Breaking up a marriage or an important relationship is never easy. Maybe you had good reasons for breakup and you may have wanted it or not, however your life will be turned upside down. These events also set off many unsettling feelings and experiences that you never knew existed. The good news is that in spite of these events, you can go through this difficult time and move on successfully.
Most people never expect to feel pain or loss after splitting especially in circumstances where there was rampant abuse. The truth is; no breakup is ever easy. Divorce and breakups are hard on people because they represent the loss of relationship, dreams and shared commitments. Basically romantic relationships begin with high hopes, excitement and dreams for the future. When these relationships fail, people experience great disappointment, grief and stress.

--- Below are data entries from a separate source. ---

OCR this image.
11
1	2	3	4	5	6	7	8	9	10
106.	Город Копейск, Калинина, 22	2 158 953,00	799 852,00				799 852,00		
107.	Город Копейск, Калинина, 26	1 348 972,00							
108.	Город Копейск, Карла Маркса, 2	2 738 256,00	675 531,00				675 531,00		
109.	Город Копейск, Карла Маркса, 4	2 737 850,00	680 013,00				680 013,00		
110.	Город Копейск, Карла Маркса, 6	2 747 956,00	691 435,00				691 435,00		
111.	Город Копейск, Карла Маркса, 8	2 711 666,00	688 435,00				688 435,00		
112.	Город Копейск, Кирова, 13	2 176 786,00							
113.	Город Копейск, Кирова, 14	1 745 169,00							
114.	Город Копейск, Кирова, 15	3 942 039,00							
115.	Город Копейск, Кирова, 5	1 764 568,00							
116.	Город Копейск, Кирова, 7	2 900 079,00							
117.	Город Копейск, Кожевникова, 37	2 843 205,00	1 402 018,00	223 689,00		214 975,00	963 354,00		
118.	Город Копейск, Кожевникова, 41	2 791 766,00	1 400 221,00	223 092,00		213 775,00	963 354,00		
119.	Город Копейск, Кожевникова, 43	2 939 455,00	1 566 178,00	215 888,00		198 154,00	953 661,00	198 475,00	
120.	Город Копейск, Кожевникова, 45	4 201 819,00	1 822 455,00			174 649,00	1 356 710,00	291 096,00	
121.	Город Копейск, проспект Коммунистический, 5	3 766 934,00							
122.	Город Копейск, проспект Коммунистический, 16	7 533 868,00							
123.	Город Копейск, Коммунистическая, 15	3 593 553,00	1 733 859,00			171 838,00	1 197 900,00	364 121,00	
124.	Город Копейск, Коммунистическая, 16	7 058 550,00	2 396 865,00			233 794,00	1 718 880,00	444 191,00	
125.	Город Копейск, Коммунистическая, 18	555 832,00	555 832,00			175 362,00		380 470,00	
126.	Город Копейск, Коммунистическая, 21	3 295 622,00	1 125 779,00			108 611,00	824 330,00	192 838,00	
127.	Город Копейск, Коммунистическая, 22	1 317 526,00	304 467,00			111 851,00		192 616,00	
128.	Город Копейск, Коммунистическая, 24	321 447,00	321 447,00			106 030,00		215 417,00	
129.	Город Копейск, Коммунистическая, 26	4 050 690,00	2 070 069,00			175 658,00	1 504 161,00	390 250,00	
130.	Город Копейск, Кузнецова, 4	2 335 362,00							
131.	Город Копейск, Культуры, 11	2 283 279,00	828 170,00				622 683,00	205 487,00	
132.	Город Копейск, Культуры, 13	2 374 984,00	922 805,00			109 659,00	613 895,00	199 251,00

Divorce and breakup launches people into uncharted territory. Suddenly everything including responsibilities and routine with extended family and friends is disrupted. Breakup brings uncertainty about the future, you start wondering how life would be like without your partner. These unknowns seem worse compared to the unhappy relationship you just walked away from.
The following are tips to help you move on after break up:
- 1. Give yourself a break
- 2. Grieve the loss of relationship
- 3. Do not fight your feelings
- 4. Talk about your feelings
- 5. Keep in mind that moving on is the end goal
- 6. Reach out to others for support during the grieving process
- 7. Take care of yourself
- 8. Make healthy choices
- 9. Learn important lessons from breakup and divorce
1. Give yourself a break
Allow yourself to function at less than optimal level for a period of time. Accept that you may not be able to be as productive in your job or care for others unlike in the past. You are not superman/superwoman so take the time to regroup, re-energize and heal.
2. Grieve the loss of relationship
Grief is a natural response to loss, divorce and breakup involves multiple losses. You need to give yourself time to feel the pain of these losses since grieving is essential to the healing process. The pain of grief is what assists you to let go of past relationships and move on to new things. Your grief may be strong or very intense but it will not last for ever.
3. Do not fight your feelings
It is normal to experience lots of ups and downs; these include bitterness, confusion, anger and fear. You need to identify and acknowledge these feeling even when they are painful. Trying to ignore or suppress them will only add to the duration of the grief.
4. Talk about your feelings
It may be difficult to talk about how you feel, however it is critical to find ways to do so when you are grieving. Knowing that others are aware of your feeling will make you feel less lonely and assist you heal. You can also consider keeping a journal to assist you express your feelings.
5. Keep in mind that moving on is the end goal
Expressing your feelings will set you free; however it is critical not to dwell on the negative feelings of the failed relationship. Remaining stuck in hurtful feelings such as resentment, anger and blame will rob you of valuable energy and prevent you from moving forward and healing.
6. Reach out to others for support during the grieving process
Support from others is important to help your healing after divorce or breakup. Normally most people who go through the divorce or separation process feel like no one understands them. In the process such people isolate themselves without understanding that this will only make the situation worse.
Rather than isolate yourself, you should spend time with people who adore, energize and value you. During this period, you need to choose the people you confide in and open up wisely. Surround yourself with people who are positive and believe in you. This will help you to feel free when opening up without the fear of being criticized or judged.
7. Take care of yourself
Breakup and divorce can be highly stressful. You will go through emotional upheavals and major changes in life. During this period, you need to take care of yourself since the strain of divorce or breakup can leave you physically and psychologically vulnerable. Ensure that you get plenty of rest and minimize most sources of stress in your life.
8. Make healthy choices
Healthy habits usually get forgotten in the midst of the stress of divorce or breakup. During this period you are likely to find yourself eating junk food or not eating enough. In addition exercise might be harder to fit in your program due to the added pressure at home and insomnia. In spite of this, if you do not make healthy choices, all your effort to move on will be pointless.
9. Learn important lessons from breakup and divorce
Divorce and breakup not only comes with emotional upheavals but they also offer a great learning opportunity. Just because you feel empty and disappointed does not mean that you cannot grow and learn new things from the experience. Rather than sit around in self-pity, consider this as a time-out for sowing the seeds of new growth. Seek to understand yourself, learn from your mistakes and acknowledge the part you played in the breakup.